Beyond Time © Jonty Wilde, Image Courtesy of Yorkshire Sculpture Park

Interested in “tracing the life” of old objects, this is not Shiota’s first installation in a building of this kind, having showed Lost Worlds (2017) inside Berlin’s oldest church, St. Nikolai Kirche. She is not religious, but believes that religions are connected and make connections. She has said that the nets and threads of her works represent these human interactions: “Some are intertwined with each other, and some cut off and get knotted again, going in a different direction.” Shiota used black in Lost Worlds for its universal quality “like a night sky”. So, what then, of her use of white? To my mind the black yarn’s twists and ties became more easily dense than the white. In photos there is a whispery spider-like quality to their shape; a jagged cloud, a still chaos, bruised almost by the memory it has been asked to evoke. White yarn suggests a shift. Having overcome cancer, a miscarriage and the death of her father in recent years perhaps Beyond Time is as much about Shiota’s relationship with her own memories as it is about the memories of the space itself.

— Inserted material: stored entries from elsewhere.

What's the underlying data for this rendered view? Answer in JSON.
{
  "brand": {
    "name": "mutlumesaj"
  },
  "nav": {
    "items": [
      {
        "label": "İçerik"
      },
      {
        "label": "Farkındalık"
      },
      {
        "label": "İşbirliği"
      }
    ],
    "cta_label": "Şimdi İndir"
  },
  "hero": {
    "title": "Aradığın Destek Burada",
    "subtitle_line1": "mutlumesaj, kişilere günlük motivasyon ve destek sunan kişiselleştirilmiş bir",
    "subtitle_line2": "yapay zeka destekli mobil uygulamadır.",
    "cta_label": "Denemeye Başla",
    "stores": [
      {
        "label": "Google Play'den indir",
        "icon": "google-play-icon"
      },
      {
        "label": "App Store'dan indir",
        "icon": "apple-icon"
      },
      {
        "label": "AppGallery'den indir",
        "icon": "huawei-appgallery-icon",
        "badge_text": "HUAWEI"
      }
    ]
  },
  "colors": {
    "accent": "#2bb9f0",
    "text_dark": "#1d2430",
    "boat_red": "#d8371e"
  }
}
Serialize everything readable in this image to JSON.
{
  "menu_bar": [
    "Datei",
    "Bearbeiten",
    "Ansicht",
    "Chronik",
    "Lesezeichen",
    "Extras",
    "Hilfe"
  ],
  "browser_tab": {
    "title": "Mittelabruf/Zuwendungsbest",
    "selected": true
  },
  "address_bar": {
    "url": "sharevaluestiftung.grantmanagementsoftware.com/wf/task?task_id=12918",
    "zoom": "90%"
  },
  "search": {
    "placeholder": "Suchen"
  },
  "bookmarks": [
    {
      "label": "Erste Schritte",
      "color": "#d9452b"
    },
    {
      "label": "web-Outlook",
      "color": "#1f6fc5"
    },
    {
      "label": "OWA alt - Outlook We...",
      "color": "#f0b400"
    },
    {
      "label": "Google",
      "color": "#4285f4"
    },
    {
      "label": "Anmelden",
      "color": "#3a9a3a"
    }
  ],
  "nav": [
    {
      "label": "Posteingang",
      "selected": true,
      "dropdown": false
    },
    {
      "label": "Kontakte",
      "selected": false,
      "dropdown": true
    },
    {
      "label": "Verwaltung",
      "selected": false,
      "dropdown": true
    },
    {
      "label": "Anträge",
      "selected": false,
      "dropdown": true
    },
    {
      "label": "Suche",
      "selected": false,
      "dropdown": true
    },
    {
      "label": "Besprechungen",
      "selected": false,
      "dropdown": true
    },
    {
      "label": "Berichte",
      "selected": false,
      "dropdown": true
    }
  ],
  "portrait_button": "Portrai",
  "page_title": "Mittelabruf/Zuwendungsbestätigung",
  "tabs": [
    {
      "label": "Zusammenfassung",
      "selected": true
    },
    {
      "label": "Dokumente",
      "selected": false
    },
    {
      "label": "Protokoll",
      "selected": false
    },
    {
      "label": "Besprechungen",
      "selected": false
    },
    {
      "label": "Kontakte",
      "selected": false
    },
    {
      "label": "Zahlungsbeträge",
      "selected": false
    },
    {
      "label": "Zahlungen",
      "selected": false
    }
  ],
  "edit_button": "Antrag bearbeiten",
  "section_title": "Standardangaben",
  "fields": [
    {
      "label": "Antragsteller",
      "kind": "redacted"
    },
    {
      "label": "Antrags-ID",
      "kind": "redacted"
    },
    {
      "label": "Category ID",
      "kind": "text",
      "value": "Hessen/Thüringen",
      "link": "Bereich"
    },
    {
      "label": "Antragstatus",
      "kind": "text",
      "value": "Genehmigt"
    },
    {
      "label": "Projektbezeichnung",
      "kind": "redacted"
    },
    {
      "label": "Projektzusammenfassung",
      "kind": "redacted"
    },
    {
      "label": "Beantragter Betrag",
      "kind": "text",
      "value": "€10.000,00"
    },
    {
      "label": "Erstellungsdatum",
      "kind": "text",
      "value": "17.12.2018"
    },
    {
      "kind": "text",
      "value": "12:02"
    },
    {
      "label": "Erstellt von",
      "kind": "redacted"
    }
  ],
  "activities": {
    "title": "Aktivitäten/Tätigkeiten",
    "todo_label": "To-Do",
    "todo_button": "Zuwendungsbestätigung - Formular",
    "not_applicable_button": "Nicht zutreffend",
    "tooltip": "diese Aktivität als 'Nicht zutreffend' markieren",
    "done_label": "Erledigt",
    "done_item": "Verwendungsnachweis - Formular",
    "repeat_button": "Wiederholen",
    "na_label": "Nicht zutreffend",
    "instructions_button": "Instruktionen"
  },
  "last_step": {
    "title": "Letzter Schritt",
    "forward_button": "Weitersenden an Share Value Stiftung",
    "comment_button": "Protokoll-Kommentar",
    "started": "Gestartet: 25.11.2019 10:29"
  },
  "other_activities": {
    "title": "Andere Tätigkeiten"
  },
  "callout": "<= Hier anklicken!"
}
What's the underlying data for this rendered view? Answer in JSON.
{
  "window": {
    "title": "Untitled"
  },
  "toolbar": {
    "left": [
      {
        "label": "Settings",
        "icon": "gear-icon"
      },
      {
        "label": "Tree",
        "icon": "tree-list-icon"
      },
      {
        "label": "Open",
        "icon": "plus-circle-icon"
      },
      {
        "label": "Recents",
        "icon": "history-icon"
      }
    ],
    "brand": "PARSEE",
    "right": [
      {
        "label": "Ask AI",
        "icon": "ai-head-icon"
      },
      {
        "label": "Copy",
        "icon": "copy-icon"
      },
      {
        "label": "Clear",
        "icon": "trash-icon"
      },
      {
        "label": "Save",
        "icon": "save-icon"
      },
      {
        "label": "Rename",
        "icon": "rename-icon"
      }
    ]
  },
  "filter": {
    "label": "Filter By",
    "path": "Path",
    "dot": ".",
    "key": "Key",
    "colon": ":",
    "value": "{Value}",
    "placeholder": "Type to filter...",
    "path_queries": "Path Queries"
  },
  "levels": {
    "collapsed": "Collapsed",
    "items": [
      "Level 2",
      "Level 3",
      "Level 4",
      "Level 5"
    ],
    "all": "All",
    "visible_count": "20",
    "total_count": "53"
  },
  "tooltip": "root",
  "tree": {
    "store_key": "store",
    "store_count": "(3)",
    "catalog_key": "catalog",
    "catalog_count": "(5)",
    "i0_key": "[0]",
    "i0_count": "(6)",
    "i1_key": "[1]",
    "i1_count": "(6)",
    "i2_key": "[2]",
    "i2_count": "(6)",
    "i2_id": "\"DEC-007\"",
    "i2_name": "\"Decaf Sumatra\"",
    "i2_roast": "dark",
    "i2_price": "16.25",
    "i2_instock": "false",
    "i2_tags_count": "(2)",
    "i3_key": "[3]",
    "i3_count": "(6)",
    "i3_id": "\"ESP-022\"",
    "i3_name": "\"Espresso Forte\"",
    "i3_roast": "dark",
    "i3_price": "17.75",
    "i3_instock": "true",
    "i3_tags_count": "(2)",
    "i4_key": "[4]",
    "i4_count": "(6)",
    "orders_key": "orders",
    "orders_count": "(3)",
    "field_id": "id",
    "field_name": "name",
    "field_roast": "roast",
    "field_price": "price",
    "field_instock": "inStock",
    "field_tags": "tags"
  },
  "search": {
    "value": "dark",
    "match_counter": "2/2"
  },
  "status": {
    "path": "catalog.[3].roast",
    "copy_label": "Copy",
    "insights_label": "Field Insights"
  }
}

The piano, a recurring motif for Shiota, harks back to watching her neighbour’s house burn down as a child, from which a piano’s skeleton emerged. As she pays homage to the memory of the Chapel’s human past – the lives it has welcomed, guided and sent forward – the piano stands as a reminder of its silent absence and the absence of sound itself. Shiota’s string is the music here. I am totally alone in the Chapel, so much so that when I climb the stairs to sit in the upper pews becoming engrossed in the books of Shiota’s work that are laid out, the invigilator pads upstairs too, pretending to look at something on the wall, checking if I’m alright. Shiota’s web seems softer from the mezzanine. Merely there for a moment in time – “My work is always like this; after the show is over, it is cut and doesn’t exist physically anymore. Only in people’s memory.” – Shiota again reminds us of the contradiction of this space. The enduring dark oak pews are defiant in their stature next to her string; as her installation recalls memory, its transience recalls time.

A student of Marina Abramović whose early work involved fasting, covering herself in toxic paint or sitting in muddy holes, Shiota has found her place with these giant structures. Beyond Time is well worth a visit; even on that dreary soup-like day Shiota provided a moment of clarity, buoyancy even. With the installation open throughout the summer I think I must revisit. I might even bring Dad this time.